Q1 boost: AT&T stays resilient amid competitive market

Overview

AT&T reported a solid first quarter for 2025, with continued growth in Mobility and Fiber segments driving improved revenue and strong cash generation. The company reiterated its full-year financial and operational guidance and announced plans to begin share repurchases in Q2 2025.

Chairman and CEO John Stankey emphasized: “Our business fundamentals remain strong, and we are uniquely positioned to win in this dynamic and competitive market. We are growing the right way as customers continue to choose AT&T Fiber and 5G wireless for connectivity they can rely on, guaranteed or we’ll make it right.”

Q1 2025 vs. Q1 2024:

  • Revenues increased slightly to $30.6bn (+2% YoY), driven by higher Mobility and Consumer Wireline revenues, partially offset by declines in Business Wireline and Latin America, impacted by FX headwinds.
    • Communications segment revenues were $29.6bn (+2.4% YoY), with operating income up 3.6% YoY.
    • Mobility revenues were up to $21.57bn (+4.7% YoY), driven by service revenue growth of 4.1% from postpaid phone average revenue per subscriber (ARPU) growth and subscriber gains, as well as equipment revenue growth of 6.9% from higher wireless device sales volumes.
    • Business Wireline revenues were down to $4.47bn (-9.1% YoY), due to declines in legacy and other transitional services of 17.4%, partially offset by growth in fiber and advanced connectivity services of 4.5%.
    • Consumer Wireline revenues were up to $3.52bn (+5.1% YoY), driven by broadband revenue growth of 9.6% due to fiber revenue growth of 19.0%, partially offset by declines in legacy voice and data services and other services.
    • Latin America segment revenues were down to $971m (-8.7% YoY), primarily due to unfavorable impacts of foreign exchange rates, partially offset by higher equipment sales, and subscriber and ARPU growth.
  • GAAP net income rose to $4.7bn (+24% YoY), benefiting from higher operating income and larger equity gains from the DIRECTV investment.
  • Adjusted EPS was $0.51 (vs. $0.48 in Q1 2024), reflecting operational growth and improved profitability.
  • Operating income recorded a value of $5.8bn (flat YoY), while adjusted operating income was $6.4bn (+6.7% YoY), supported by growth in high-margin Mobility and Fiber services.
  • Operating expenses were $24.9bn (+3% YoY), primarily due to higher equipment costs associated with higher wireless equipment revenues and higher restructuring costs.
  • Adjusted EBITDA increased to $11.5bn (+5% YoY), primarily driven by higher service revenues and operating efficiencies.
  • Cash from operations was $9.0bn (vs. $7.5bn in Q1 2024), aided by dividend receipts from DIRECTV and strong service cash flows.
  • Free cash flow also grew to $3.1bn (+11% YoY), boosted by operational improvements and lower vendor financing payments.
  • Capital expenditures were $4.3bn (vs. $3.8 bn in Q1 2024), while capital investment totaled $4.5bn (vs. $4.6 billion in Q1 2024).
  • Total debt was $126.2bn at the end of the first quarter, while net debt was $119.1bn.
  • The company plans to commence share repurchases in Q2 2025, based on deleveraging progress and strong cash generation.

AT&T reaffirmed its full-year 2025 guidance, expecting consolidated service revenue to grow at a low single-digit rate, with Mobility service revenue projected to reach the high end of the 2% to 3% growth range.
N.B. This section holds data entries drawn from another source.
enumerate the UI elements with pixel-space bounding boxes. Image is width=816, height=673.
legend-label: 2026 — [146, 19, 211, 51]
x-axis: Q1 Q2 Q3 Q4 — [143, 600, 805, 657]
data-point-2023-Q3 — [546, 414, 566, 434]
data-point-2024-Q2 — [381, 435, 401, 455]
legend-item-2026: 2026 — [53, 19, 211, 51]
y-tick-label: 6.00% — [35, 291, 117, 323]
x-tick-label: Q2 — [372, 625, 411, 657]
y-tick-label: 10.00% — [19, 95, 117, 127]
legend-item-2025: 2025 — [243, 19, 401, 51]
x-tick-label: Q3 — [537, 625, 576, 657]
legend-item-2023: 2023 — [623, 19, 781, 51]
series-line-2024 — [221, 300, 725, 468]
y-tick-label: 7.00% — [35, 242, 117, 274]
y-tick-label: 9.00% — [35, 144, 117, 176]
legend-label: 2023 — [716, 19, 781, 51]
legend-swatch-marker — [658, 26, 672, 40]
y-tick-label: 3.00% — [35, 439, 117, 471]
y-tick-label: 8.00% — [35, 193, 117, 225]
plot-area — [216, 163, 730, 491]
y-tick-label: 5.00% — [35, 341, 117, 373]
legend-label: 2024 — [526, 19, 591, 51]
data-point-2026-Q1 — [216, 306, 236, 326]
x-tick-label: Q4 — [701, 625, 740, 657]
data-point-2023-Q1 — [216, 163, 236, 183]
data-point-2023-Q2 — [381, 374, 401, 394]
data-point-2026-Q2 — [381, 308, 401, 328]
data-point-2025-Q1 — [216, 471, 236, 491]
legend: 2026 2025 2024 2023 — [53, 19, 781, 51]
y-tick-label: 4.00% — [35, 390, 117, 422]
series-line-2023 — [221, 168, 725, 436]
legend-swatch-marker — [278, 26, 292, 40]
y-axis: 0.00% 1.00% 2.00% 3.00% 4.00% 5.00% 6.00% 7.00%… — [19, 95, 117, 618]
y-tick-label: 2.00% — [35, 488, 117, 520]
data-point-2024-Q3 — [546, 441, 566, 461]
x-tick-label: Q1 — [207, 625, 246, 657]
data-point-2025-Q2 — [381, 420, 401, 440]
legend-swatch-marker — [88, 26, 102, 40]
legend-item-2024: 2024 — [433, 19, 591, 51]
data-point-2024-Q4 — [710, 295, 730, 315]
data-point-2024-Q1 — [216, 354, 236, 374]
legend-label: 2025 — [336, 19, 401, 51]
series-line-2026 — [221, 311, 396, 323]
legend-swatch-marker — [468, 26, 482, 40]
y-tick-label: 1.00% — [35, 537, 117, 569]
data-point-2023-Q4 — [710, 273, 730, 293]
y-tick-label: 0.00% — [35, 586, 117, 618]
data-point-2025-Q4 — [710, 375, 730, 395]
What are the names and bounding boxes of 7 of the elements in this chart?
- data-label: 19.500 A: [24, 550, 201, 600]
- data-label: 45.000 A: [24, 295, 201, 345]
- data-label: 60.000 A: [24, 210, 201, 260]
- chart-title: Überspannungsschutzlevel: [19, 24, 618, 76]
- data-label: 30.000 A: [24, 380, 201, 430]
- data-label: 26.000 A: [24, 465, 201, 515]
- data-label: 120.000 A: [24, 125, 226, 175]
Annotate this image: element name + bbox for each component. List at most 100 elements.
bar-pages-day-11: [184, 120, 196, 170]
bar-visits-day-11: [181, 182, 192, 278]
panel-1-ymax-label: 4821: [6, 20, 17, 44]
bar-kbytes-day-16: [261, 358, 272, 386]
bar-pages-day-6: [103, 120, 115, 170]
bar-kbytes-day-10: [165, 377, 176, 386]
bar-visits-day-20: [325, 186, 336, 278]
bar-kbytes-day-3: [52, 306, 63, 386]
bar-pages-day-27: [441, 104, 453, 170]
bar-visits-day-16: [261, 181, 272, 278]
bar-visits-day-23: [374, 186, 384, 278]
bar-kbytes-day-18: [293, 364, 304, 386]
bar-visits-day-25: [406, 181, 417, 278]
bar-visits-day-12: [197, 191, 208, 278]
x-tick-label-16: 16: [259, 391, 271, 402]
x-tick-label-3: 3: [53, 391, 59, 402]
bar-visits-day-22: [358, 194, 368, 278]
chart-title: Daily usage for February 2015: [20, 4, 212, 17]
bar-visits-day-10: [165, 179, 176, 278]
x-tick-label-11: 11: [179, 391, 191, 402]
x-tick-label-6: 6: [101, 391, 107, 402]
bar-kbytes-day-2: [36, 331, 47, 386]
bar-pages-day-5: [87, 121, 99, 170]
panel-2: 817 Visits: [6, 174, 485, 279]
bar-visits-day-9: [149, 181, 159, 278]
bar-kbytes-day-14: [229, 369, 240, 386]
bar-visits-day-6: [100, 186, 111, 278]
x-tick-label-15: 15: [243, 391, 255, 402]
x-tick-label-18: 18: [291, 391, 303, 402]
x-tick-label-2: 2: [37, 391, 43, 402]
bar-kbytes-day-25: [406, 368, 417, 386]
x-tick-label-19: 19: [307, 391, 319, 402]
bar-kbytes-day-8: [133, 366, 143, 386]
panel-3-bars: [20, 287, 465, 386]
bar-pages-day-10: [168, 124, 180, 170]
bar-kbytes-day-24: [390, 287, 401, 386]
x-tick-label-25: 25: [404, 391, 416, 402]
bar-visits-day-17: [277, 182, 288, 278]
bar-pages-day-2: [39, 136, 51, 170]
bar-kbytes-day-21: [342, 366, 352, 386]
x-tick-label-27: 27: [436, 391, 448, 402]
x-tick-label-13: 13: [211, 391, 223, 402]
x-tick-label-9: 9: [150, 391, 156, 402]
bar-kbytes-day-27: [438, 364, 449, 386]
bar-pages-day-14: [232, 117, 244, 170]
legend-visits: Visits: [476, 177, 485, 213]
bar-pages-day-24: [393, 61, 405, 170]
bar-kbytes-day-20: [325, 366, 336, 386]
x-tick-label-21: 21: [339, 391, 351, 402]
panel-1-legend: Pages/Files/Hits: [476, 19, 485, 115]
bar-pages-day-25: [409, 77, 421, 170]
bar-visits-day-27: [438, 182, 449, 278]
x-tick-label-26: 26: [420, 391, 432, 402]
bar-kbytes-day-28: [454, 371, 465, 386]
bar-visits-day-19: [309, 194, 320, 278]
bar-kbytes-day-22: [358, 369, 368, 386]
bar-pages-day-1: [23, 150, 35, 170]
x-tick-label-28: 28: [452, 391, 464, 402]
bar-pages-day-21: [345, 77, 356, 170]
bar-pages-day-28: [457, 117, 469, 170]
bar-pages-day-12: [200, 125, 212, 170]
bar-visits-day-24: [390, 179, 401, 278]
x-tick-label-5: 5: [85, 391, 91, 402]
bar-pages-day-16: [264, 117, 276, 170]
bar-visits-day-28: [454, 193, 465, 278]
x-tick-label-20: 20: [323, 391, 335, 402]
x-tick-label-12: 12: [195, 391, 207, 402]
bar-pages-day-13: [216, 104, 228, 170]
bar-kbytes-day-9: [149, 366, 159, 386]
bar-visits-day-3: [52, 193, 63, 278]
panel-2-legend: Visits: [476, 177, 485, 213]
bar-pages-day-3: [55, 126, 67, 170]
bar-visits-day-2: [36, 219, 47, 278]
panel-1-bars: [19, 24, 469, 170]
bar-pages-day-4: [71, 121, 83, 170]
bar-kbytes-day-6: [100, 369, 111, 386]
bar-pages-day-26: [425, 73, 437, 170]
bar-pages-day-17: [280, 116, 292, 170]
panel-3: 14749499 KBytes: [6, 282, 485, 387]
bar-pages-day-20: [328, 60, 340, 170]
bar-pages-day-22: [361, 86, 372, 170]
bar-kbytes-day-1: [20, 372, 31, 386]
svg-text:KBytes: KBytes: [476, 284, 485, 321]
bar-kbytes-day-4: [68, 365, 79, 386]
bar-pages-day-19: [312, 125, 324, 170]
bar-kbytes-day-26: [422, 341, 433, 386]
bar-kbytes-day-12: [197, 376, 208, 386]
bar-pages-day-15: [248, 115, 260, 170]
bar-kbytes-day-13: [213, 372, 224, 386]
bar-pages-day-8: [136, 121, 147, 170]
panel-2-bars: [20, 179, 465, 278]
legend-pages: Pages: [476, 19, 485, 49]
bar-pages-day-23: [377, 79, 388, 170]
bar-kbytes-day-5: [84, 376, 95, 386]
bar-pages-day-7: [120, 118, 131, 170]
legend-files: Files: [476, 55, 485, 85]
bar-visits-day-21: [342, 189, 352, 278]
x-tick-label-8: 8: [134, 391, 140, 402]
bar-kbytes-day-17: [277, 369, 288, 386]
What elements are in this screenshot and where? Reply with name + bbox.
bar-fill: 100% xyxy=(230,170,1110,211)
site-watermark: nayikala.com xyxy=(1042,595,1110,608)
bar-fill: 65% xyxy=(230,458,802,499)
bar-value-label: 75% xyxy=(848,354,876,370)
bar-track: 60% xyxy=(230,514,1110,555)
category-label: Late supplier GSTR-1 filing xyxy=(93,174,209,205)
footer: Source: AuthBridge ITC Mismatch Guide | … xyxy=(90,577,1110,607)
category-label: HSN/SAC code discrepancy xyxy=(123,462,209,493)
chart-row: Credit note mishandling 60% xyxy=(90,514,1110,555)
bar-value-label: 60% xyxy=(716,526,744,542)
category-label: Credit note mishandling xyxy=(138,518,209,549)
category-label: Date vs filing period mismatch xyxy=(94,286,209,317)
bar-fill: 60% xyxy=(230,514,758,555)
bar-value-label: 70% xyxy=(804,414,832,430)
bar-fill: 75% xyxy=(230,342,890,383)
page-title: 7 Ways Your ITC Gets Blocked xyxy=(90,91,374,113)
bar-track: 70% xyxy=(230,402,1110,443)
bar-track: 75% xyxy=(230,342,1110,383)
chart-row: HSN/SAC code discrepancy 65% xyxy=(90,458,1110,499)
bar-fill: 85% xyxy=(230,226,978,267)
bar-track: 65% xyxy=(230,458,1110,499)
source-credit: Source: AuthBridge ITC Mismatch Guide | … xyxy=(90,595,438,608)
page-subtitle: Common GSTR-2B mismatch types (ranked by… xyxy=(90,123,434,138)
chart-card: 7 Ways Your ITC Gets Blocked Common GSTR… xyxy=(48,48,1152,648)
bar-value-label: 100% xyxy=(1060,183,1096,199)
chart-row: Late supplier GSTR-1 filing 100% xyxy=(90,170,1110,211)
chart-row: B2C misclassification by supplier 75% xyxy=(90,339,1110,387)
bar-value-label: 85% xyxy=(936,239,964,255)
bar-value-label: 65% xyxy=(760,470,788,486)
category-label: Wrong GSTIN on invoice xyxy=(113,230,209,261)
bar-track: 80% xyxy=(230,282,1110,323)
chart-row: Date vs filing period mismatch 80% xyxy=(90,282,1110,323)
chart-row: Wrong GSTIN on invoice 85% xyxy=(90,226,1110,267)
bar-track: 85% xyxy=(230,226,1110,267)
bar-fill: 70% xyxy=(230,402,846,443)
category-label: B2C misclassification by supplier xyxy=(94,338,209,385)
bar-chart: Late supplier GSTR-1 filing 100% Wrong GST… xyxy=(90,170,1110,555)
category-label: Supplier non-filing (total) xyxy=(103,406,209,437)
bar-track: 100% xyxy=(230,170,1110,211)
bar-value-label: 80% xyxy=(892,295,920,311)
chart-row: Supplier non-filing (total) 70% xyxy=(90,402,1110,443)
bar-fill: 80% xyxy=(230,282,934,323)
Consumer Fiber broadband revenue is anticipated to grow at a mid-teens rate, supported by strong adoption trends. Adjusted EBITDA is forecasted to grow by 3% or better, while adjusted EPS is expected to range between $1.97 and $2.07. The company also maintains its free cash flow target of at least $16bn for the year. Additionally, AT&T remains on track to close the sale of its remaining 70% stake in DIRECTV by mid-2025, enhancing its strategic flexibility and shareholder value.

The publication of quarterly results this week did not bring such significant movements on the market, with the price of T shares ending this trading week with a slight depreciation of approximately -1%. However, since the beginning of this year, the stock price of the company’s shares has experienced a significant increase, by approximately +18%, successfully coping even with the extremely high volatility this month, which appeared with the imposition of trade tariffs at a global level. In addition, the company’s market price remains around the 50-day moving average, practically maintaining its upward trend of the last year.